Let's do a little exercise. Pay attention to where your eye goes first in the following photographs.
Where did your eyes travel? What did you see first? Where did your eyes go next? These are important questions to ask yourself when you are creating your photographs. If you practice it enough, you end up doing it subconsciously. It is like muscle memory.
Kyle and I both can play the piano, though Kyle still does where I have not played in years. Back in high school, I played all the time. When I memorized pieces of music, I did it by muscle memory. I knew exactly how far the distance was between each chord for the song. As long as I started out right, my hands remembered where to go. The same is true for athletes. That is why basketball players practice the same shots over and over again, so that their muscles will remember how to make that shot.

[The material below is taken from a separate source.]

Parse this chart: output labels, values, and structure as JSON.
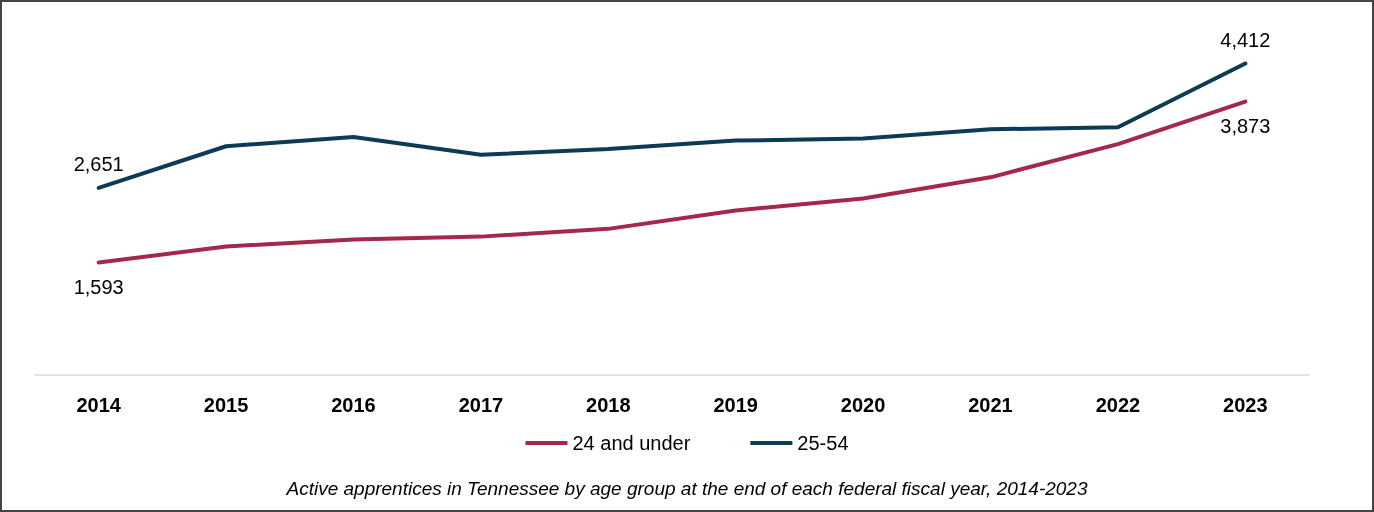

This holds true in photography as well. The more we practice, the easier it gets. As always, some people will get one technique very easily but will struggle with something else. We all learn at our own pace and have our own strengths. That is another reason to practice everything, so that you can improve your weak areas and perfect your strong areas.
Try looking for circles and making them the subject of your photographs. Try using them to create movement in your photographs. Try some before and afters, like the one below, where you leave the clock in and then take it out. How does that chance the photograph?